Há valores situados fora do tempo e do espaço, como a paz, a justiça, a generosidade, o diálogo, a sinceridade, etc. Já nos diálogos de Platão vamos descobrir a discussão destes mesmos valores, o que vem corroborar a afirmação que principia este parágrafo.

Descobrir, incorporar e realizar estes valores positivos deve ser, pois, uma das tarefas básicas da filosofia para crianças e adolescentes.

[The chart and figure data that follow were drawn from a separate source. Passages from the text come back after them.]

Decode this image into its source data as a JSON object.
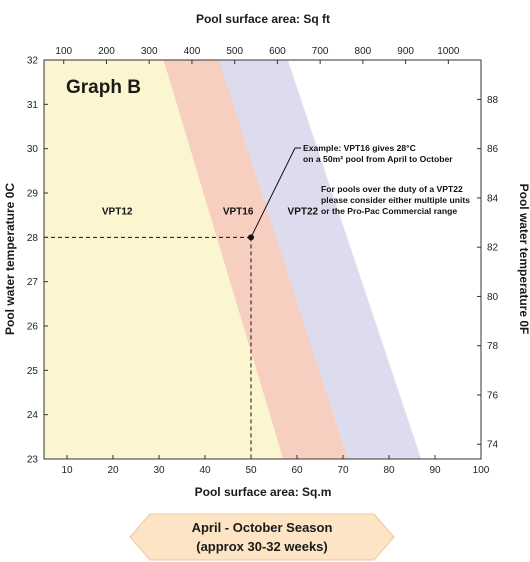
{
  "chart_data": {
    "type": "area",
    "title": "Graph B",
    "xlabel": "Pool surface area: Sq.m",
    "x_ticks": [
      10,
      20,
      30,
      40,
      50,
      60,
      70,
      80,
      90,
      100
    ],
    "xlim": [
      5,
      100
    ],
    "x2label": "Pool surface area: Sq ft",
    "x2_ticks": [
      100,
      200,
      300,
      400,
      500,
      600,
      700,
      800,
      900,
      1000
    ],
    "ylabel": "Pool water temperature 0C",
    "y_ticks": [
      23,
      24,
      25,
      26,
      27,
      28,
      29,
      30,
      31,
      32
    ],
    "ylim": [
      23,
      32
    ],
    "y2label": "Pool water temperature 0F",
    "y2_ticks": [
      74,
      76,
      78,
      80,
      82,
      84,
      86,
      88
    ],
    "grid": false,
    "series": [
      {
        "name": "VPT12",
        "color": "#fbf6cf",
        "upper_edge": [
          {
            "x": 31,
            "y": 32
          },
          {
            "x": 57,
            "y": 23
          }
        ]
      },
      {
        "name": "VPT16",
        "color": "#f7cfc0",
        "upper_edge": [
          {
            "x": 43,
            "y": 32
          },
          {
            "x": 71,
            "y": 23
          }
        ]
      },
      {
        "name": "VPT22",
        "color": "#dcdcee",
        "upper_edge": [
          {
            "x": 58,
            "y": 32
          },
          {
            "x": 87,
            "y": 23
          }
        ]
      }
    ],
    "example_point": {
      "x": 50,
      "y": 28
    },
    "annotation": {
      "lines": [
        "Example: VPT16 gives 28°C",
        "on a 50m² pool from April to October",
        "",
        "For pools over the duty of a VPT22",
        "please consider either multiple units",
        "or the Pro-Pac Commercial range"
      ]
    }
  },
  "season_banner": {
    "line1": "April - October Season",
    "line2": "(approx 30-32 weeks)",
    "color": "#fce4c4"
  }
}
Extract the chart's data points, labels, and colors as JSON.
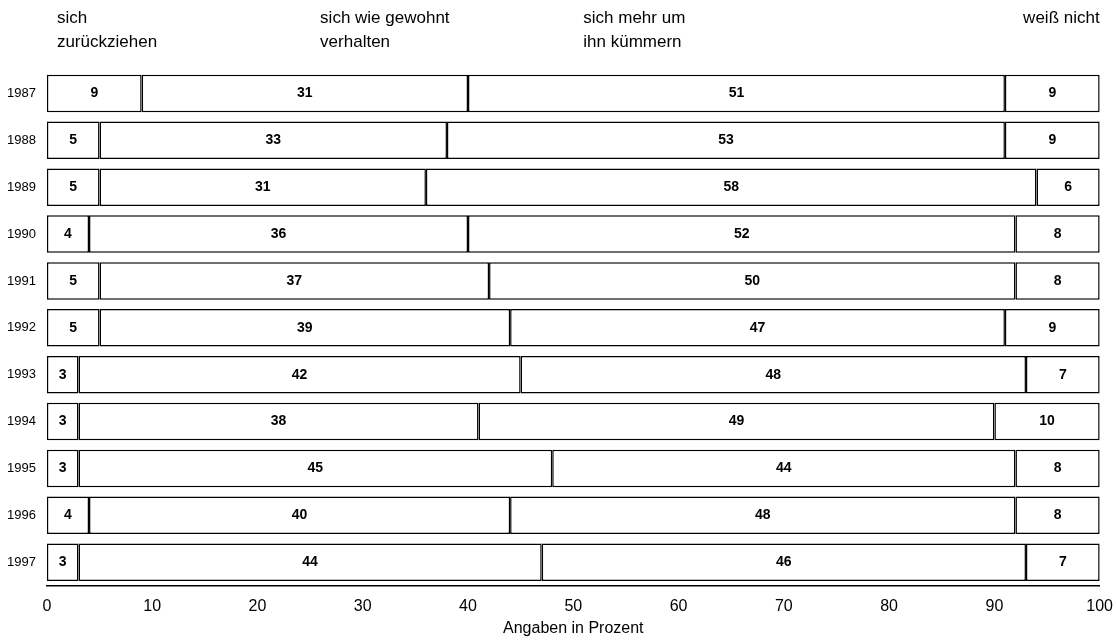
{
  "chart_data": {
    "type": "bar",
    "orientation": "horizontal",
    "stacked": true,
    "xlabel": "Angaben in Prozent",
    "categories": [
      "1987",
      "1988",
      "1989",
      "1990",
      "1991",
      "1992",
      "1993",
      "1994",
      "1995",
      "1996",
      "1997"
    ],
    "series": [
      {
        "name": "sich zurückziehen",
        "color": "#ffffff",
        "values": [
          9,
          5,
          5,
          4,
          5,
          5,
          3,
          3,
          3,
          4,
          3
        ]
      },
      {
        "name": "sich wie gewohnt verhalten",
        "color": "#ffffff",
        "values": [
          31,
          33,
          31,
          36,
          37,
          39,
          42,
          38,
          45,
          40,
          44
        ]
      },
      {
        "name": "sich mehr um ihn kümmern",
        "color": "#ffffff",
        "values": [
          51,
          53,
          58,
          52,
          50,
          47,
          48,
          49,
          44,
          48,
          46
        ]
      },
      {
        "name": "weiß nicht",
        "color": "#ffffff",
        "values": [
          9,
          9,
          6,
          8,
          8,
          9,
          7,
          10,
          8,
          8,
          7
        ]
      }
    ],
    "xlim": [
      0,
      100
    ],
    "xticks": [
      0,
      10,
      20,
      30,
      40,
      50,
      60,
      70,
      80,
      90,
      100
    ],
    "grid": false,
    "legend": "top",
    "data_labels": true
  }
}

Devemos começar pensando: “Quais os critérios para se viver em sociedade?”

Veremos que temos:

- o sentimento de crítica que nos permite analisar a realidade;

- o sentimento de alteridade que nos permite sair de nós mesmos para estabelecer relações com o outro;

- o conhecimento e o respeito pêlos direitos humanos, que nos traz harmonia;

- o compromisso pessoal e o espírito de responsabilidade para que os outros critérios não caiam no vazio.

O que é um valor?

Algo que estimamos, a convicção de que alguma coisa é boa ou ruim (contravalor). A organização destas convicções vai se fazer em nós, através dos valores dos pais, dos educadores, da religião e da so­ciedade, durante o nosso processo de desenvolvimento.

De onde vêm os valores?

 A filosofia vai contribuir para que estes valores já estabelecidos se­jam passados pelo crivo da razão e   ajuda-nos a definir, com clareza, os objetivos de vida e assumir, livremente, valores autênticos que evidentemente  ajudarão a aceitar e amar como é, facilitando uma relação equilibrada com o outro, com a vida e com o mundo.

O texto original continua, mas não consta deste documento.